Ma chi ha mai detto che il debito possa essere paragonato al Pil? Chi ha mai detto che uno stock come il debito possa essere paragonato ad un flusso (come il Pil)? Uno stock si può paragonare solo ad un altro stock, come la quantità di moneta. E tutta la moneta in circolazione è pari a circa 150 miliardi. Abbiamo 150 miliardi in circolazione, utilizzabili per pagare una parte minuscola del debito. E non possiamo utilizzarli tutti per pagare il debito, perché un secondo dopo l’economia e la finanza (e il sistema bancario) sparirebbero dalla faccia della terra e torneremmo al baratto (e alla preistoria dell’economia).
E proprio questo è quello che sta succedendo progressivamente: sempre maggiore denaro viene utilizzato per pagare i debiti (sempre crescenti) sparendo così dall’economia reale, portando così al fallimento un sempre maggiore numero di aziende e all’aumento inarrestabile della disoccupazione. Cosa fare?
Negli scorsi articoli avevo preannunciato un autunno caldo: una previsione fin troppo facile, vista l’inadeguatezza dell’attuale classe politica e il progressivo inasprimento della crisi. Ma lo avevo preannunciato anche perché i contatti sviluppati in questo periodo con tante persone e tante associazioni e imprese mi testimoniavano e mi testimoniano di un fervore e di una passione per “fare qualcosa” che aspetta solo l’occasione giusta per esplodere, per manifestarsi, per diffondersi in maniera contagiosa.
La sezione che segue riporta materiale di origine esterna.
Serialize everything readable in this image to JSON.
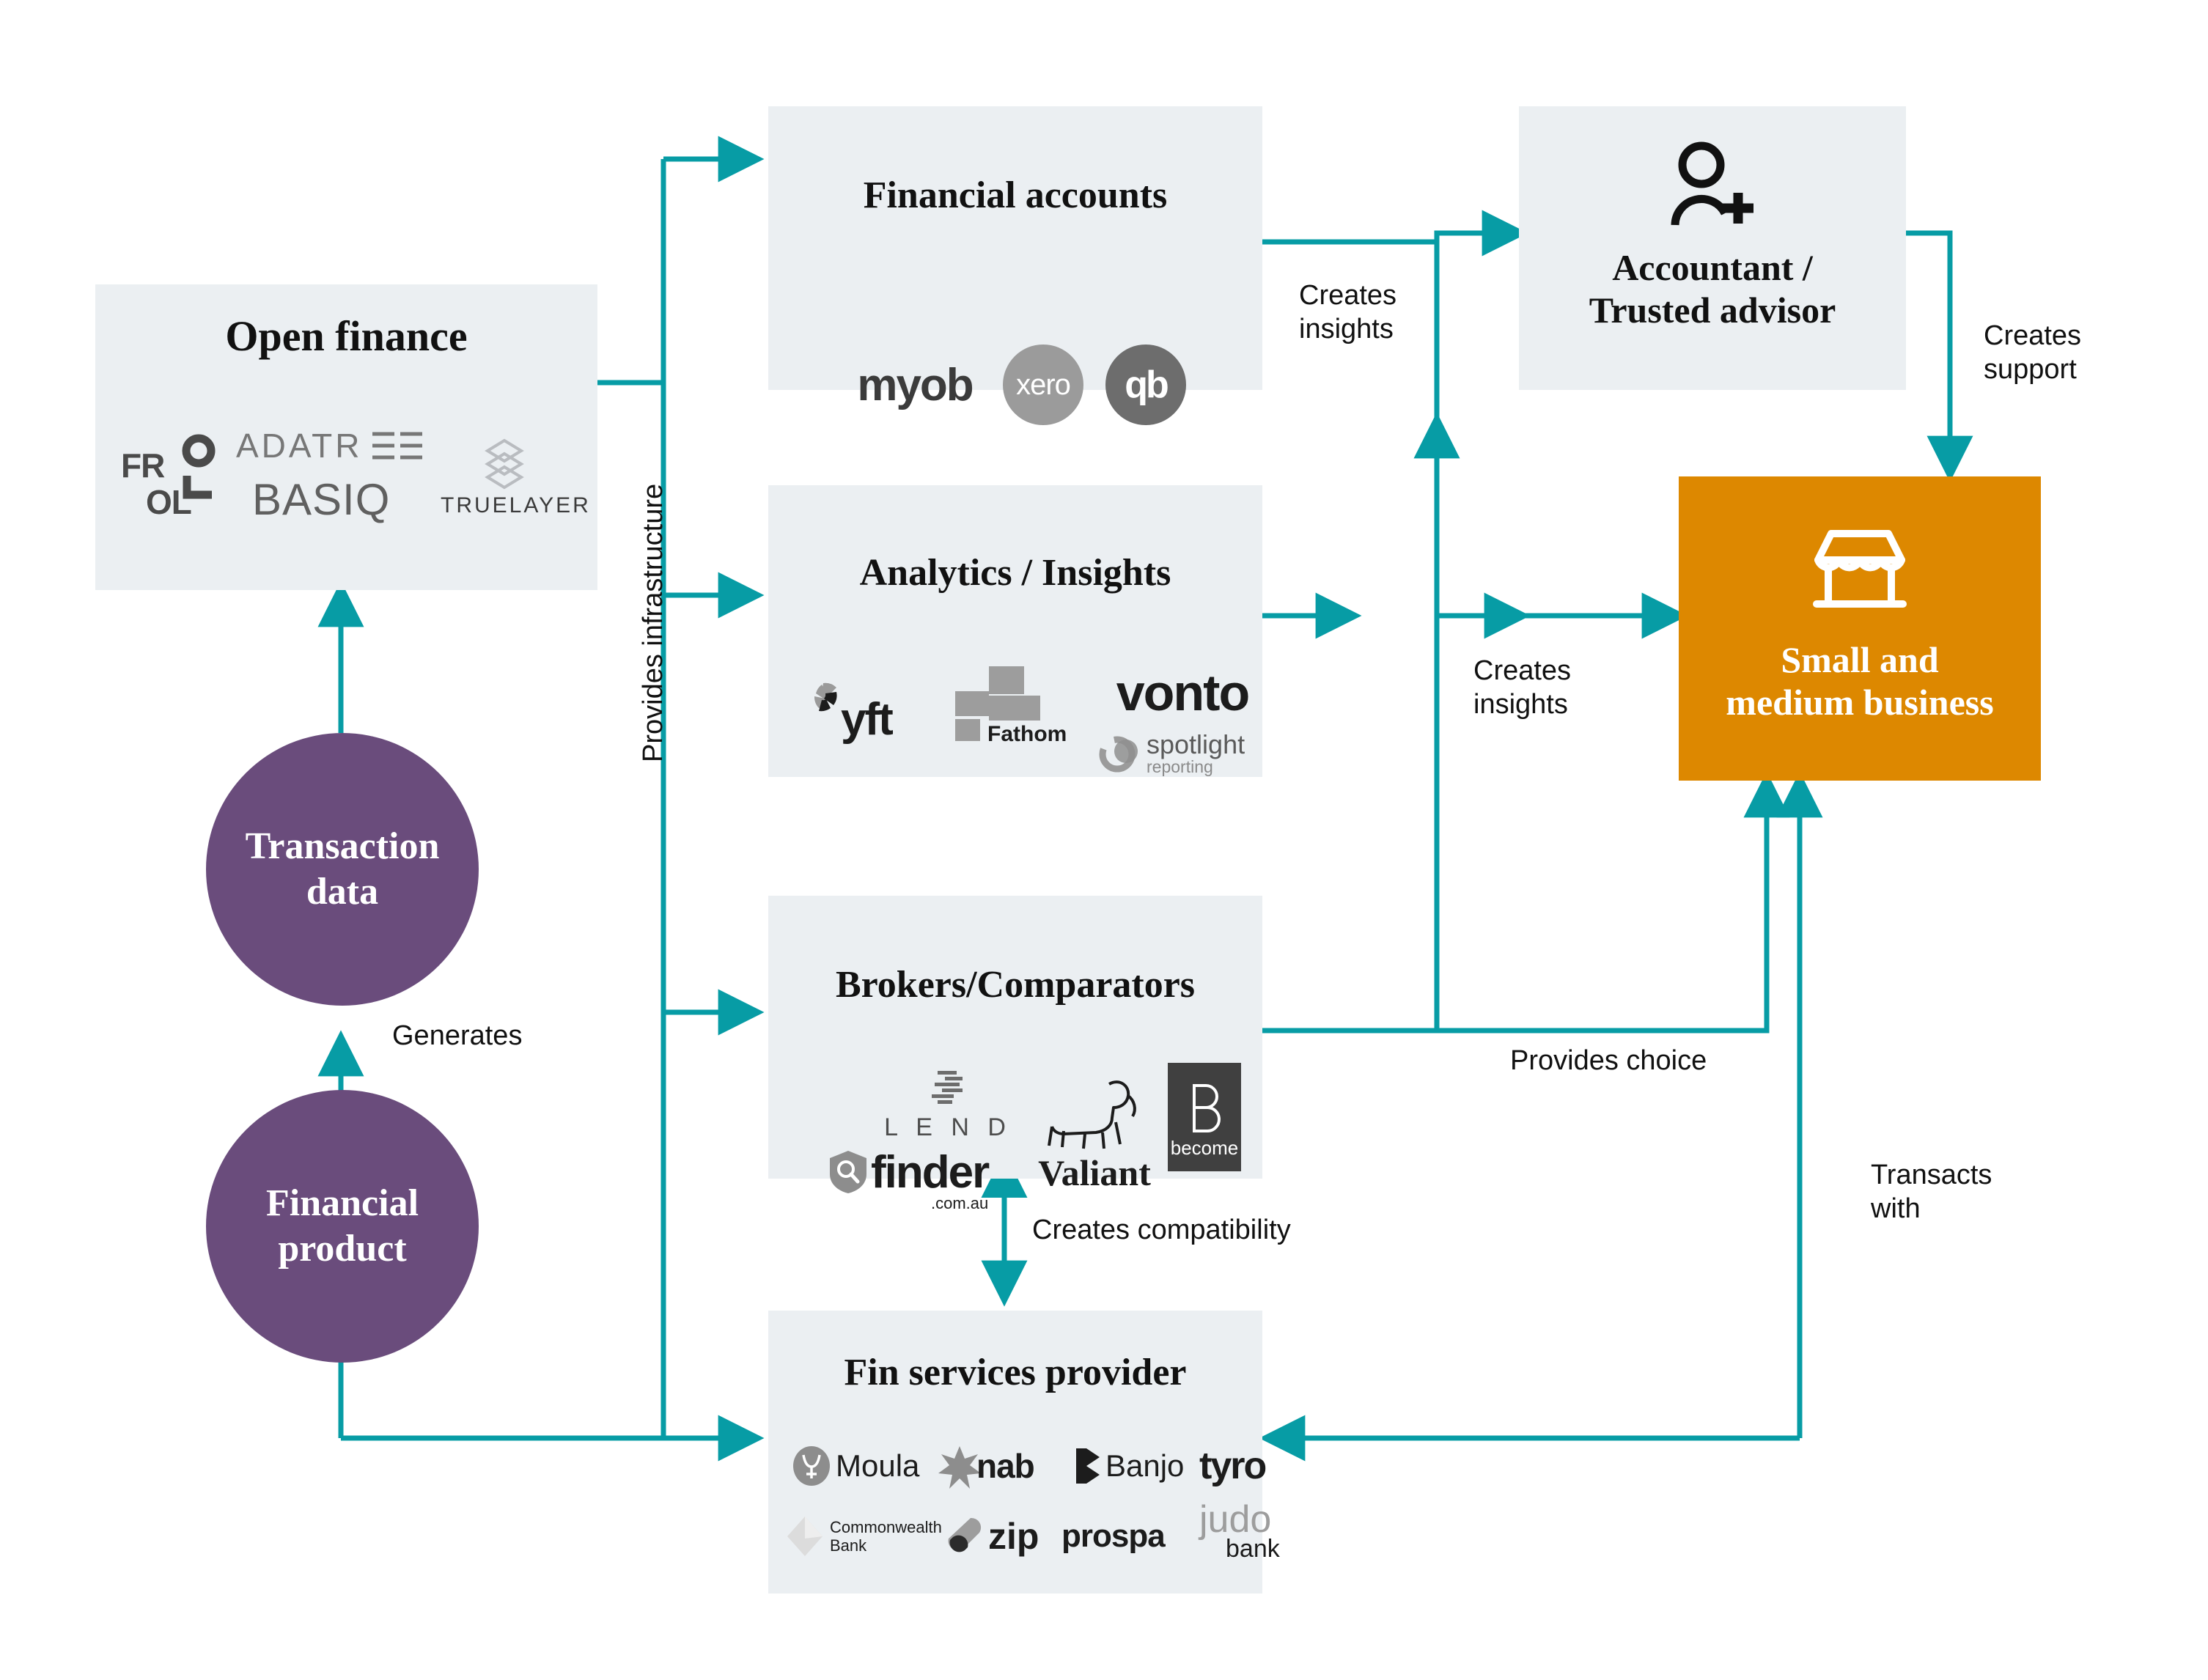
{
  "diagram": {
    "title_hidden": "",
    "colors": {
      "accent_teal": "#079CA5",
      "box_bg": "#EBEFF2",
      "circle_purple": "#6A4C7C",
      "highlight_orange": "#DD8800",
      "text_dark": "#111111"
    }
  },
  "nodes": {
    "open_finance": {
      "label": "Open finance",
      "logos": [
        "FROLLO",
        "ADATREE",
        "BASIQ",
        "TRUELAYER"
      ]
    },
    "transaction_data": {
      "label": "Transaction\ndata",
      "line1": "Transaction",
      "line2": "data"
    },
    "financial_product": {
      "label": "Financial\nproduct",
      "line1": "Financial",
      "line2": "product"
    },
    "financial_accounts": {
      "label": "Financial accounts",
      "logos": [
        "myob",
        "xero",
        "qb"
      ]
    },
    "analytics_insights": {
      "label": "Analytics / Insights",
      "logos": [
        "Syft",
        "Fathom",
        "vonto",
        "spotlight reporting"
      ]
    },
    "brokers_comparators": {
      "label": "Brokers/Comparators",
      "logos": [
        "LEND",
        "finder.com.au",
        "Valiant",
        "become"
      ]
    },
    "fin_services_provider": {
      "label": "Fin services provider",
      "logos": [
        "Moula",
        "nab",
        "Banjo",
        "tyro",
        "Commonwealth Bank",
        "zip",
        "prospa",
        "judo bank"
      ]
    },
    "accountant": {
      "label": "Accountant /\nTrusted advisor",
      "line1": "Accountant /",
      "line2": "Trusted advisor",
      "icon": "person-plus-icon"
    },
    "smb": {
      "label": "Small and\nmedium business",
      "line1": "Small and",
      "line2": "medium business",
      "icon": "storefront-icon"
    }
  },
  "edges": {
    "provides_infrastructure": "Provides infrastructure",
    "generates": "Generates",
    "creates_insights_top": "Creates\ninsights",
    "creates_insights_mid": "Creates\ninsights",
    "creates_support": "Creates\nsupport",
    "provides_choice": "Provides choice",
    "creates_compatibility": "Creates compatibility",
    "transacts_with": "Transacts\nwith"
  },
  "logo_text": {
    "myob": "myob",
    "xero": "xero",
    "qb": "qb",
    "syft": "yft",
    "fathom": "Fathom",
    "vonto": "vonto",
    "spotlight_1": "spotlight",
    "spotlight_2": "reporting",
    "lend": "L E N D",
    "finder": "finder",
    "finder_tld": ".com.au",
    "valiant": "Valiant",
    "become": "become",
    "moula": "Moula",
    "nab": "nab",
    "banjo": "Banjo",
    "tyro": "tyro",
    "cba_1": "Commonwealth",
    "cba_2": "Bank",
    "zip": "zip",
    "prospa": "prospa",
    "judo_1": "judo",
    "judo_2": "bank",
    "frollo_fr": "FR",
    "frollo_ol": "OL",
    "adatree": "ADATREE",
    "basiq": "BASIQ",
    "truelayer": "TRUELAYER"
  }
}
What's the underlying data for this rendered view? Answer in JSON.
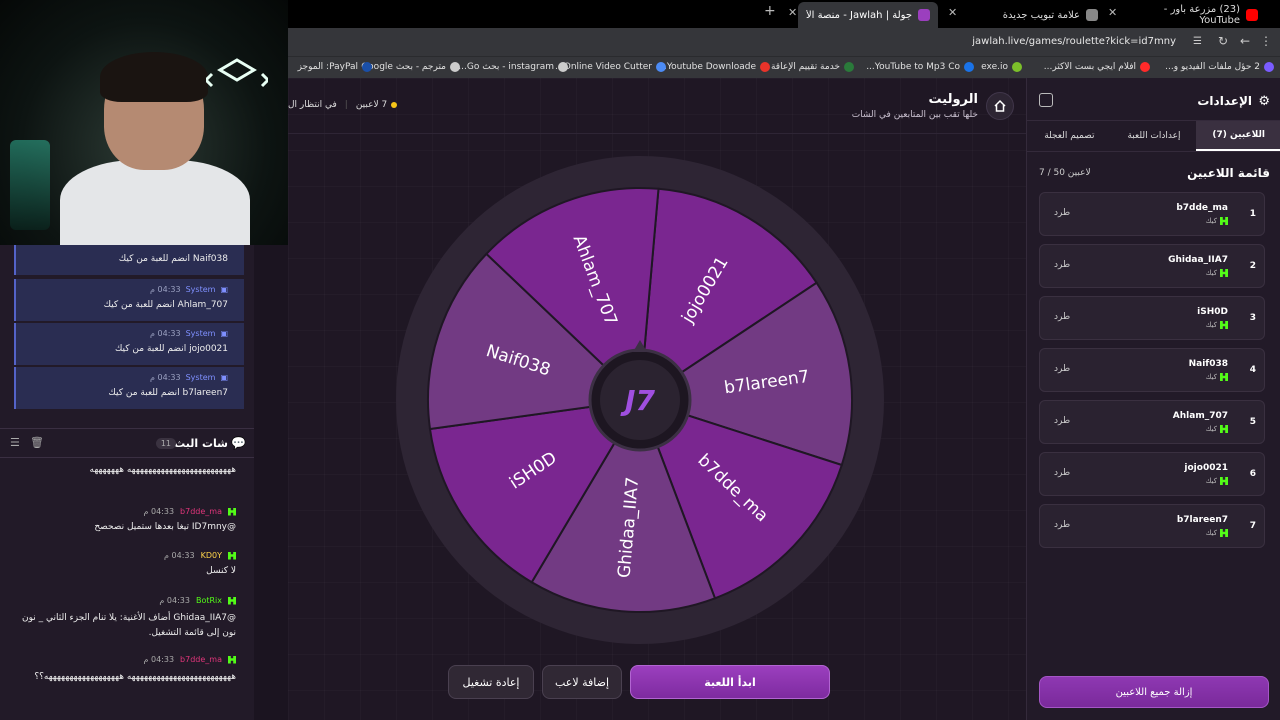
{
  "browser": {
    "tabs": [
      {
        "title": "(23) مزرعة باور - YouTube",
        "color": "#ff0000"
      },
      {
        "title": "علامة تبويب جديدة",
        "color": "#888888"
      },
      {
        "title": "جولة | Jawlah - منصة الألعاب الت",
        "color": "#9b3fbe"
      }
    ],
    "new_tab_label": "+",
    "url": "jawlah.live/games/roulette?kick=id7mny",
    "bookmarks": [
      {
        "label": "2 حؤل ملفات الفيديو و...",
        "color": "#7a5cff"
      },
      {
        "label": "افلام ايجي بست الاكثر...",
        "color": "#ff2a2a"
      },
      {
        "label": "exe.io",
        "color": "#7cc02a"
      },
      {
        "label": "YouTube to Mp3 Co...",
        "color": "#1a73e8"
      },
      {
        "label": "خدمة تقييم الإعاقة",
        "color": "#2a7a3a"
      },
      {
        "label": "Youtube Downloade...",
        "color": "#e8332a"
      },
      {
        "label": "Online Video Cutter...",
        "color": "#4c8bf5"
      },
      {
        "label": "instagram - بحث Go...",
        "color": "#cccccc"
      },
      {
        "label": "مترجم - بحث Google",
        "color": "#cccccc"
      },
      {
        "label": "PayPal: الموجز",
        "color": "#1a4fa8"
      }
    ]
  },
  "left_panel": {
    "system_messages": [
      {
        "sender": "System",
        "time": "04:33 م",
        "text": "Naif038 انضم للعبة من كيك"
      },
      {
        "sender": "System",
        "time": "04:33 م",
        "text": "Ahlam_707 انضم للعبة من كيك"
      },
      {
        "sender": "System",
        "time": "04:33 م",
        "text": "jojo0021 انضم للعبة من كيك"
      },
      {
        "sender": "System",
        "time": "04:33 م",
        "text": "b7lareen7 انضم للعبة من كيك"
      }
    ],
    "chat_title": "شات البث",
    "chat_count": "11",
    "chat_messages": [
      {
        "user": "",
        "user_color": "#ffffff",
        "time": "",
        "text": "هههههههههههههههههههههههههه هههههههه"
      },
      {
        "user": "b7dde_ma",
        "user_color": "#e0357a",
        "time": "04:33 م",
        "text": "@ID7mny تيغا بعدها ستميل نصحصح"
      },
      {
        "user": "KD0Y",
        "user_color": "#ffd54a",
        "time": "04:33 م",
        "text": "لا كنسل"
      },
      {
        "user": "BotRix",
        "user_color": "#53fc18",
        "time": "04:33 م",
        "text": "@Ghidaa_IIA7 أضاف الأغنية: يلا تنام الجزء الثاني _ نون نون إلى قائمة التشغيل."
      },
      {
        "user": "b7dde_ma",
        "user_color": "#e0357a",
        "time": "04:33 م",
        "text": "هههههههههههههههههههههههههه ههههههههههههههههههه؟؟"
      }
    ]
  },
  "main": {
    "title": "الروليت",
    "subtitle": "خلها تقب بين المتابعين في الشات",
    "player_status": "7 لاعبين",
    "waiting_status": "في انتظار ال",
    "start_button": "ابدأ اللعبة",
    "add_player_button": "إضافة لاعب",
    "restart_button": "إعادة تشغيل",
    "wheel": {
      "segments": [
        "jojo0021",
        "b7lareen7",
        "b7dde_ma",
        "Ghidaa_IIA7",
        "iSH0D",
        "Naif038",
        "Ahlam_707"
      ],
      "colors": [
        "#7a2690",
        "#723a83",
        "#7a2690",
        "#723a83",
        "#7a2690",
        "#723a83",
        "#7a2690"
      ],
      "center_logo": "J7"
    }
  },
  "settings": {
    "title": "الإعدادات",
    "tabs": [
      "اللاعبين (7)",
      "إعدادات اللعبة",
      "تصميم العجلة"
    ],
    "player_list_title": "قائمة اللاعبين",
    "player_count": "7 / 50 لاعبين",
    "players": [
      {
        "num": "1",
        "name": "b7dde_ma",
        "platform": "كيك",
        "kick_label": "طرد"
      },
      {
        "num": "2",
        "name": "Ghidaa_IIA7",
        "platform": "كيك",
        "kick_label": "طرد"
      },
      {
        "num": "3",
        "name": "iSH0D",
        "platform": "كيك",
        "kick_label": "طرد"
      },
      {
        "num": "4",
        "name": "Naif038",
        "platform": "كيك",
        "kick_label": "طرد"
      },
      {
        "num": "5",
        "name": "Ahlam_707",
        "platform": "كيك",
        "kick_label": "طرد"
      },
      {
        "num": "6",
        "name": "jojo0021",
        "platform": "كيك",
        "kick_label": "طرد"
      },
      {
        "num": "7",
        "name": "b7lareen7",
        "platform": "كيك",
        "kick_label": "طرد"
      }
    ],
    "remove_all_button": "إزالة جميع اللاعبين"
  }
}
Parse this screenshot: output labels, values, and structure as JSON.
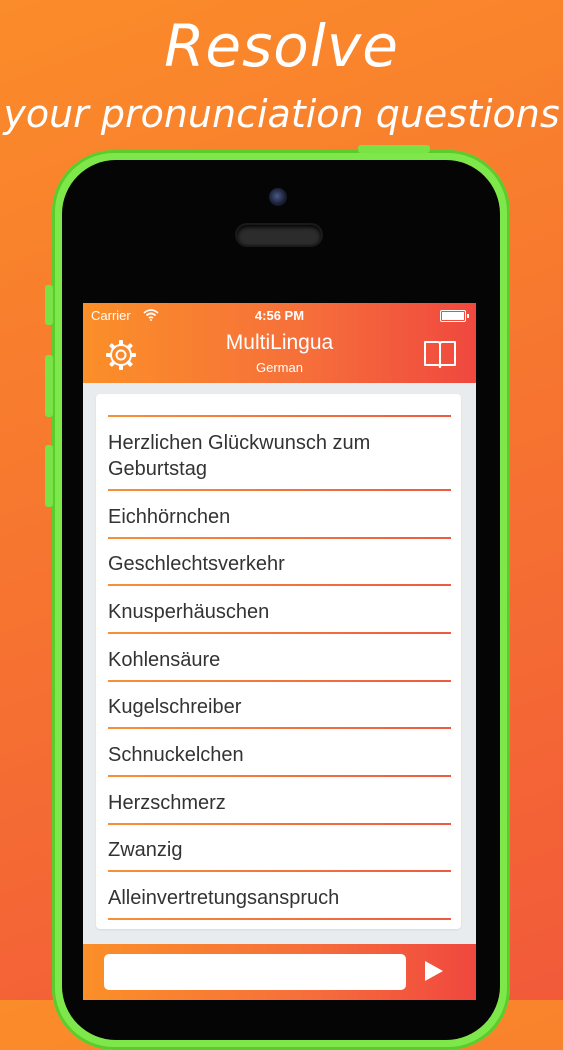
{
  "headline": {
    "line1": "Resolve",
    "line2": "your pronunciation questions"
  },
  "status": {
    "carrier": "Carrier",
    "time": "4:56 PM"
  },
  "navbar": {
    "title": "MultiLingua",
    "subtitle": "German"
  },
  "phrases": [
    "Herzlichen Glückwunsch zum",
    "Geburtstag",
    "Eichhörnchen",
    "Geschlechtsverkehr",
    "Knusperhäuschen",
    "Kohlensäure",
    "Kugelschreiber",
    "Schnuckelchen",
    "Herzschmerz",
    "Zwanzig",
    "Alleinvertretungsanspruch"
  ],
  "input": {
    "value": "",
    "placeholder": ""
  },
  "icons": {
    "settings": "gear-icon",
    "dictionary": "book-icon",
    "play": "play-icon",
    "wifi": "wifi-icon",
    "battery": "battery-icon"
  },
  "colors": {
    "accent_start": "#fb8f28",
    "accent_end": "#f0483f",
    "phone_body": "#7ee84a"
  }
}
Qualcosa si sta muovendo, proprio in questi giorni: qualcuno si sta organizzando e altri sono in attesa di muoversi. Occorre avere fiducia, proprio quella fiducia che manca così tragicamente al sistema bancario e finanziario, fin dallo scoppio della crisi, nell’estate del 2007. Quella fiducia per cui, da allora, le banche non si prestano più denaro tra di loro, ben sapendo le porcherie fatte con una moneta che non appartiene loro.
Occorre avere fiducia, quella fiducia che il sistema bancario non è in grado di creare (come fosse moneta, dal nulla e senza sforzo). Quella fiducia che è la caratteristica precipua di un popolo in cammino verso un ideale condiviso.
E occorre pure un’altra qualità: un pochino di pazienza. Ma non molta, poiché il 23 settembre (l’inizio dell’autunno) è vicino.